It’s been a while since I introduced my Bloodborne character Cleavopatra and I thought I’d post an update on my gameplay. Cleav’ is doing pretty well. You can see her hair now! (I made it pink so that there would be some bubble gum happiness in the dark and gothic Yarnham) Guess my 45 minutes of character design wasn’t wasted after all.
My biggest achievement so far, and possibly the most intense boss battle of my life, was defeating Father Gascoigne. It took me a while but I finally did it. I saved a video clip of my battle because there is a part at the end where we’re both at very low health and that shit is intense, plus I was just very proud, I like to watch it to cheer me up when I die too much in the game. I really wish I had been able to record my voice over it somehow because my Dad was watching me play (he’s playing through it too – go gamer Dad!) and we were both SCREAMING at the TV. Here’s a small, insightful sample of dialogue which really shows off my extensive vocabulary, and eloquently demonstrates my general reactions to this game:
“GET TO FUCK, GASCOIGNE… No… NO… NOOOOOO. ROLL BITCH ROLL. YES!!! … HE’S NEARLY DEAD AAAAAH… AAAAAAAAAAAAAAAAAAAAH!!!! NO! LEAVE ME ALONE! … OH MY GOD I DID IT AAAAAAAH!”
Fireworks went off, world peace was achieved, I was knighted… Here are some screenshots to help you experience the moment with me.

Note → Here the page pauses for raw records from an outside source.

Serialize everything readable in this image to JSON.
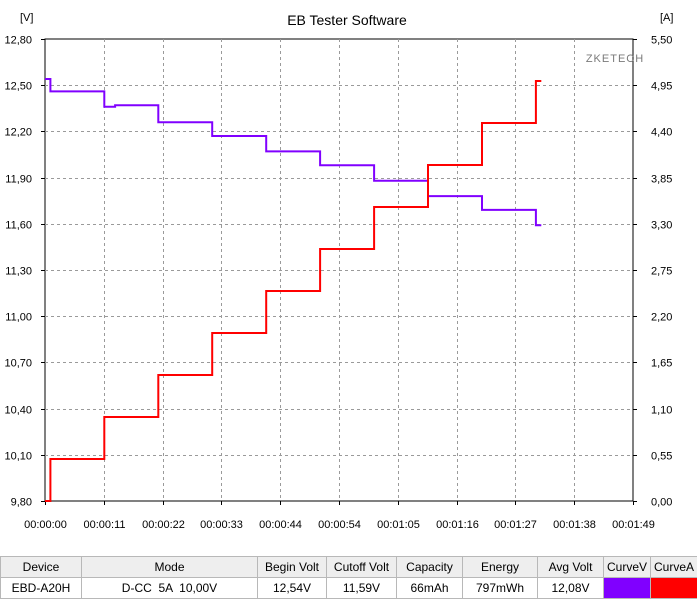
{
  "chart_data": {
    "type": "line",
    "title": "EB Tester Software",
    "watermark": "ZKETECH",
    "left_unit": "[V]",
    "right_unit": "[A]",
    "x_ticks": [
      "00:00:00",
      "00:00:11",
      "00:00:22",
      "00:00:33",
      "00:00:44",
      "00:00:54",
      "00:01:05",
      "00:01:16",
      "00:01:27",
      "00:01:38",
      "00:01:49"
    ],
    "y_left_ticks": [
      "9,80",
      "10,10",
      "10,40",
      "10,70",
      "11,00",
      "11,30",
      "11,60",
      "11,90",
      "12,20",
      "12,50",
      "12,80"
    ],
    "y_right_ticks": [
      "0,00",
      "0,55",
      "1,10",
      "1,65",
      "2,20",
      "2,75",
      "3,30",
      "3,85",
      "4,40",
      "4,95",
      "5,50"
    ],
    "y_left_range": [
      9.8,
      12.8
    ],
    "y_right_range": [
      0,
      5.5
    ],
    "x_range_seconds": [
      0,
      109
    ],
    "grid": true,
    "series": [
      {
        "name": "CurveV",
        "axis": "left",
        "color": "#8000ff",
        "points": [
          [
            0,
            12.54
          ],
          [
            1,
            12.54
          ],
          [
            1,
            12.46
          ],
          [
            11,
            12.46
          ],
          [
            11,
            12.36
          ],
          [
            13,
            12.36
          ],
          [
            13,
            12.37
          ],
          [
            21,
            12.37
          ],
          [
            21,
            12.26
          ],
          [
            31,
            12.26
          ],
          [
            31,
            12.17
          ],
          [
            41,
            12.17
          ],
          [
            41,
            12.07
          ],
          [
            51,
            12.07
          ],
          [
            51,
            11.98
          ],
          [
            61,
            11.98
          ],
          [
            61,
            11.88
          ],
          [
            71,
            11.88
          ],
          [
            71,
            11.78
          ],
          [
            81,
            11.78
          ],
          [
            81,
            11.69
          ],
          [
            91,
            11.69
          ],
          [
            91,
            11.59
          ],
          [
            92,
            11.59
          ]
        ]
      },
      {
        "name": "CurveA",
        "axis": "right",
        "color": "#ff0000",
        "points": [
          [
            0,
            0
          ],
          [
            1,
            0
          ],
          [
            1,
            0.5
          ],
          [
            11,
            0.5
          ],
          [
            11,
            1.0
          ],
          [
            21,
            1.0
          ],
          [
            21,
            1.5
          ],
          [
            31,
            1.5
          ],
          [
            31,
            2.0
          ],
          [
            41,
            2.0
          ],
          [
            41,
            2.5
          ],
          [
            51,
            2.5
          ],
          [
            51,
            3.0
          ],
          [
            61,
            3.0
          ],
          [
            61,
            3.5
          ],
          [
            71,
            3.5
          ],
          [
            71,
            4.0
          ],
          [
            81,
            4.0
          ],
          [
            81,
            4.5
          ],
          [
            91,
            4.5
          ],
          [
            91,
            5.0
          ],
          [
            92,
            5.0
          ]
        ]
      }
    ]
  },
  "table": {
    "headers": [
      "Device",
      "Mode",
      "Begin Volt",
      "Cutoff Volt",
      "Capacity",
      "Energy",
      "Avg Volt",
      "CurveV",
      "CurveA"
    ],
    "row": {
      "device": "EBD-A20H",
      "mode": "D-CC  5A  10,00V",
      "begin_volt": "12,54V",
      "cutoff_volt": "11,59V",
      "capacity": "66mAh",
      "energy": "797mWh",
      "avg_volt": "12,08V"
    },
    "curve_colors": {
      "v": "#8000ff",
      "a": "#ff0000"
    }
  }
}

So if you are a Bloodborne player you’re probably thinking “lol wait until you get to *future boss* if you think Gascoigne was bad” and yeah, to be honest I’m not expecting to finish this game. I’ve seen some of what awaits me from my boyfriend’s and the Game Grumps’ playthroughs (one of my favourite playthroughs of theirs FYI) and it looks a bit tricky, but I will try! My other half is currently getting his arse kicked by Ludwig over and over, and is stubbornly refusing to summon other Hunters to help him because he wants to do it all by himself, which I totally get – but unlike him I will get to the point of throwing my pride and independence out the window very quickly with zero fucks given and summoning an army to help me out.

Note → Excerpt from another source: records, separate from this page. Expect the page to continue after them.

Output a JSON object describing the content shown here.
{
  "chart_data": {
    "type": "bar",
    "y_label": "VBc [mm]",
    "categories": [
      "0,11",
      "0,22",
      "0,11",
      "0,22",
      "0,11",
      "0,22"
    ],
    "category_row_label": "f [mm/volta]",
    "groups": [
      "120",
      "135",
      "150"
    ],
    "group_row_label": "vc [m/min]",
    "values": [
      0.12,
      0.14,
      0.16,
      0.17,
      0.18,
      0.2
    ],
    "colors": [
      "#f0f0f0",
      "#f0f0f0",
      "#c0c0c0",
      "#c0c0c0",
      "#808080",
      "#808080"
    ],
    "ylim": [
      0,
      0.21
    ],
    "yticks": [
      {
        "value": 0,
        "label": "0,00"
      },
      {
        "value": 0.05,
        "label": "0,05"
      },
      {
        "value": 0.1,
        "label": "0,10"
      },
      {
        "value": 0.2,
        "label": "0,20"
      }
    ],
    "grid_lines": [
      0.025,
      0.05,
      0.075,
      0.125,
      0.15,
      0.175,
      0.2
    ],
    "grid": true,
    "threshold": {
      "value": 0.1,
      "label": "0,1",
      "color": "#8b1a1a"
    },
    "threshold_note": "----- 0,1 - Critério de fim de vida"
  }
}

Right now I have just gotten rid of Djura, the hunter on top of a tower with a gatling gun turret, and his little dodge-happy hunter buddy at the bottom of the tower. So this Djura dickhead was shooting away with the most annoying precision shooting ever. At one point I was inside a building, thinking I was safe, and suddenly no. Dead. He shot me through some microscopic crack in the wall. I finally managed to climb up the tower and confront him, I barely made a dent. I tried a few more times and it was just impossible so my Dad let me in on the secret of how he had killed him, even though I was slightly loath to know as I haven’t used any guides or glitches yet in this playthrough. If you’re interested you get the hunter’s pistol (I found my blunderbuss too slow) and as soon as you get to the top of the ladder you target him and just shoot him over and over until he falls off the edge of the building, then you quit the game and reload it so that his remains are on the top of the tower and you can get the Powder Keg Hunter badge. I feel a bit guilty about killing him this way but he was so difficult and I didn’t want to have to go through the area worrying about being shot at on top of everything else.
So this brings us to where I currently am: The Blood Starved Beast.
He doesn’t look that blood starved, he’s covered in the stuff.
About 20 seconds of rolling around desperately I was killed. Any tips to get me through it are welcome! I’ve been told there’s a super easy way to beat this boss for an easy kill, but I’ve told my other half not to share it with me – I don’t want to resort to that unless I have absolutely no choice!